А я, успокоившись, завалился спать. И преспокойно проспал до десяти. Оделся и не спеша направился домой подкрепиться. Бегать-то можно и вдвоем, а завтрак съешь сам, как говорил тот же Славка.

Вероятно, вид у меня все же был не ахти какой молодецкий, потому что мать спросила:

— Ты не захворал?

— У хворых зверского аппетита не бывает, — возразил я. — Просто всю ночь страшила снился.

— Какой еще страшила?

— Сторож с кладбища. Сидит напротив меня и курит, курит…

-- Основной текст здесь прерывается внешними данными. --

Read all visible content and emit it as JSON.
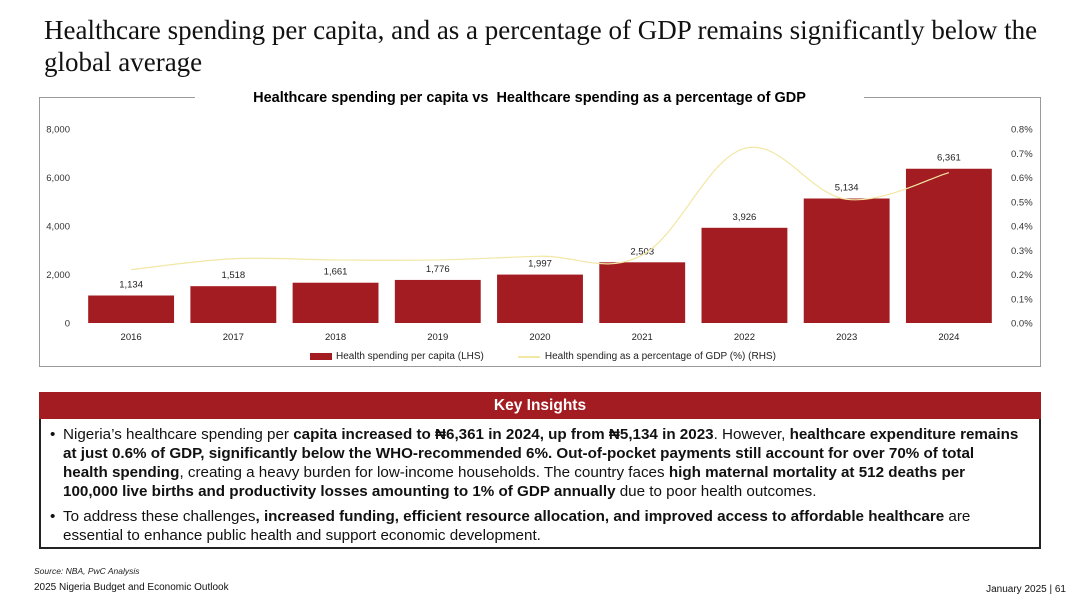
{
  "page": {
    "title": "Healthcare spending per capita, and as a percentage of GDP remains significantly below the global average"
  },
  "chart_data": {
    "type": "bar",
    "title": "Healthcare spending per capita vs  Healthcare spending as a percentage of GDP",
    "categories": [
      "2016",
      "2017",
      "2018",
      "2019",
      "2020",
      "2021",
      "2022",
      "2023",
      "2024"
    ],
    "series": [
      {
        "name": "Health spending per capita (LHS)",
        "type": "bar",
        "axis": "left",
        "values": [
          1134,
          1518,
          1661,
          1776,
          1997,
          2503,
          3926,
          5134,
          6361
        ],
        "labels": [
          "1,134",
          "1,518",
          "1,661",
          "1,776",
          "1,997",
          "2,503",
          "3,926",
          "5,134",
          "6,361"
        ]
      },
      {
        "name": "Health spending as a percentage of GDP (%) (RHS)",
        "type": "line",
        "axis": "right",
        "values": [
          0.22,
          0.265,
          0.26,
          0.26,
          0.275,
          0.28,
          0.72,
          0.51,
          0.62
        ]
      }
    ],
    "left_axis": {
      "ylim": [
        0,
        8000
      ],
      "ticks": [
        "0",
        "2,000",
        "4,000",
        "6,000",
        "8,000"
      ],
      "tick_values": [
        0,
        2000,
        4000,
        6000,
        8000
      ]
    },
    "right_axis": {
      "ylim": [
        0,
        0.8
      ],
      "ticks": [
        "0.0%",
        "0.1%",
        "0.2%",
        "0.3%",
        "0.4%",
        "0.5%",
        "0.6%",
        "0.7%",
        "0.8%"
      ],
      "tick_values": [
        0,
        0.1,
        0.2,
        0.3,
        0.4,
        0.5,
        0.6,
        0.7,
        0.8
      ]
    },
    "legend_position": "bottom",
    "grid": false
  },
  "insights": {
    "header": "Key Insights",
    "items": [
      {
        "segments": [
          {
            "text": "Nigeria’s healthcare spending per ",
            "bold": false
          },
          {
            "text": "capita increased to ₦6,361 in 2024, up from ₦5,134 in 2023",
            "bold": true
          },
          {
            "text": ". However, ",
            "bold": false
          },
          {
            "text": "healthcare expenditure remains at just 0.6% of GDP, significantly below the WHO-recommended 6%. Out-of-pocket payments still account for over 70% of total health spending",
            "bold": true
          },
          {
            "text": ", creating a heavy burden for low-income households. The country faces ",
            "bold": false
          },
          {
            "text": "high maternal mortality at 512 deaths per 100,000 live births and productivity losses amounting to 1% of GDP annually",
            "bold": true
          },
          {
            "text": " due to poor health outcomes.",
            "bold": false
          }
        ]
      },
      {
        "segments": [
          {
            "text": "To address these challenges",
            "bold": false
          },
          {
            "text": ", increased funding, efficient resource allocation, and improved access to affordable healthcare",
            "bold": true
          },
          {
            "text": " are essential to enhance public health and support economic development.",
            "bold": false
          }
        ]
      }
    ],
    "bullet": "•"
  },
  "footer": {
    "source": "Source: NBA, PwC Analysis",
    "publication": "2025 Nigeria Budget and Economic Outlook",
    "page_info": "January 2025 | 61"
  },
  "colors": {
    "bar": "#a31c21",
    "line": "#f2e7a4",
    "header": "#a31c21",
    "axis_text": "#333333"
  }
}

— Ну тебя, — привычно отмахнулась мать.

Позавтракав, я помчался к Вальке. Тот уже чувствовал себя лучше, температура снизилась, сипел только да иногда голос пропадал, приходилось догадываться, что он говорит «…вет» — «привет», «…акие новости?» — «какие новости?»

Я ему и выложил: еще какие! Обалденные!

Моя находчивость с магнитофоном ему понравилась.

— В шнурок не сморкаюсь, — гордо повторил я слова Федотыча. — Он был находчив, как индейский вождь. Нюх- след! — расхваливал я себя. — Ничто не могло укрыться от его зоркого взгляда.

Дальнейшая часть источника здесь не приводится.